Bisnis.com, JAKARTA — Asosiasi Petani Tebu Rakyat Indonesia (APTRI) mengungkap harga tetes tebu kian anjlok dan menyentuh Rp1.000 per kilogram.
Ketua Umum APTRI Soemitro Samadikoen mengatakan harga normal tetes tebu semestinya berada di rentang Rp2.500–Rp3.000 per kilogram.
Berdasarkan perhitungan APTRI, Soemitro mengatakan setiap kuintal atau 100 kilogram tebu menghasilkan rata-rata 3 kilogram tetes tebu. Namun, jika harga tetes tebu turun Rp1.200–Rp2.000 per kilogram, maka petani kehilangan pendapatan Rp4.500–Rp5.000 per kuintal tebu.
“Nah sekarang ini tinggal Rp1.000 [per kilogram]. Penurunan harga tetes ini menurunkan pendapatan petani cukup banyak, karena tetes kita 3 kilogram per kuintal, kalau turun Rp1.500–2.000. Berarti penurunan kita ada sekitar 4.500 sampai 5.000 per kuintal tebu,” kata Soemitro dalam Seminar Ekosistem Gula Nasional di Jakarta, Rabu (27/8/2025).

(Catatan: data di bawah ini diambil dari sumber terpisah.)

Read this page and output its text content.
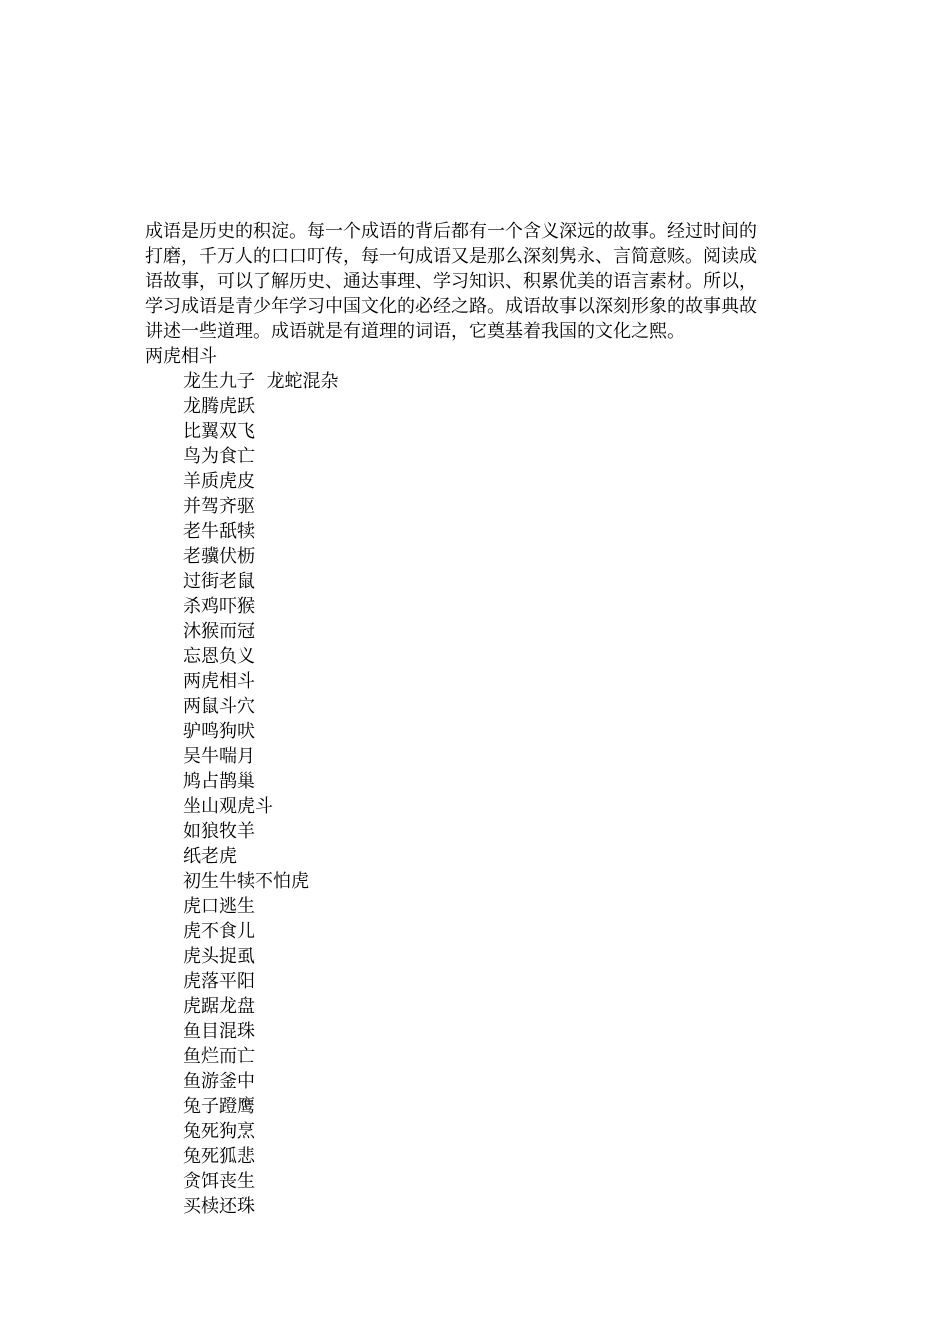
成语是历史的积淀。每一个成语的背后都有一个含义深远的故事。经过时间的
打磨，千万人的口口叮传，每一句成语又是那么深刻隽永、言简意赅。阅读成
语故事，可以了解历史、通达事理、学习知识、积累优美的语言素材。所以，
学习成语是青少年学习中国文化的必经之路。成语故事以深刻形象的故事典故
讲述一些道理。成语就是有道理的词语，它奠基着我国的文化之熙。

两虎相斗
龙生九子  龙蛇混杂
龙腾虎跃
比翼双飞
鸟为食亡
羊质虎皮
并驾齐驱
老牛舐犊
老骥伏枥
过街老鼠
杀鸡吓猴
沐猴而冠
忘恩负义
两虎相斗
两鼠斗穴
驴鸣狗吠
吴牛喘月
鸠占鹊巢
坐山观虎斗
如狼牧羊
纸老虎
初生牛犊不怕虎
虎口逃生
虎不食儿
虎头捉虱
虎落平阳
虎踞龙盘
鱼目混珠
鱼烂而亡
鱼游釜中
兔子蹬鹰
兔死狗烹
兔死狐悲
贪饵丧生
买椟还珠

Untuk itu, dia mengungkap, penurunan harga tetes tebu berdampak pada pendapatan petani tebu.
“Jadi penurunan tetes itu cukup memberikan satu dampak yang sangat tinggi bagi pendapatan petani,” ujarnya.
Baca Juga
Di sisi lain, Soemitro menyampaikan tetes tebu di pabrik gula hingga saat ini belum tersentuh oleh para pembeli meski telah memberikan uang muka (down payment/DP).
Padahal, jelas dia, tetes tebu yang tak laku berbeda dengan gula. Dalam hal ini, gula yang menumpuk di dalam gudang masih bisa dipindahkan ke tempat lain.
“Kalau tetes atau molase, tidak bisa dipindah begitu saja. Molase ini bentuknya cair dan itu harus disimpan di tangki yang mempunyai spek tersendiri,” terangnya.
Bahkan, dia menyampaikan pernah terjadi peristiwa ledakan imbas molase yang disimpan terlalu lama. “Tetes itu bisa berubah bentuk Bisa menjadi panas, bisa menjadi padat, dan bahkan bisa meledak,” ungkapnya.
Para petani tebu juga mengkhawatirkan akan adanya pembebasan impor bahan baku ke dalam negeri, lantaran dibukanya keran impor tanpa persetujuan impor (PI) dan tanpa kuota.
“Maka produk yang sama yang seharusnya di sini pun berlebih, kalau ditambah impor yang 0% maka ini akan menjadi hal yang menakutkan,” tuturnya.
Di samping itu, dia juga menduga industri monosodium glutamat (MSG) kini mulai lebih banyak menggunakan bahan baku lain. Alhasil, serapan molase dari petani menurun.
“Tetes ini biasanya kan dipakai untuk bahan baku MSG. Nah apakah benar MSG ini juga menggunakan bahan baku lain, sehingga molasenya menjadi kita tidak bisa ditampung,” pungkasnya.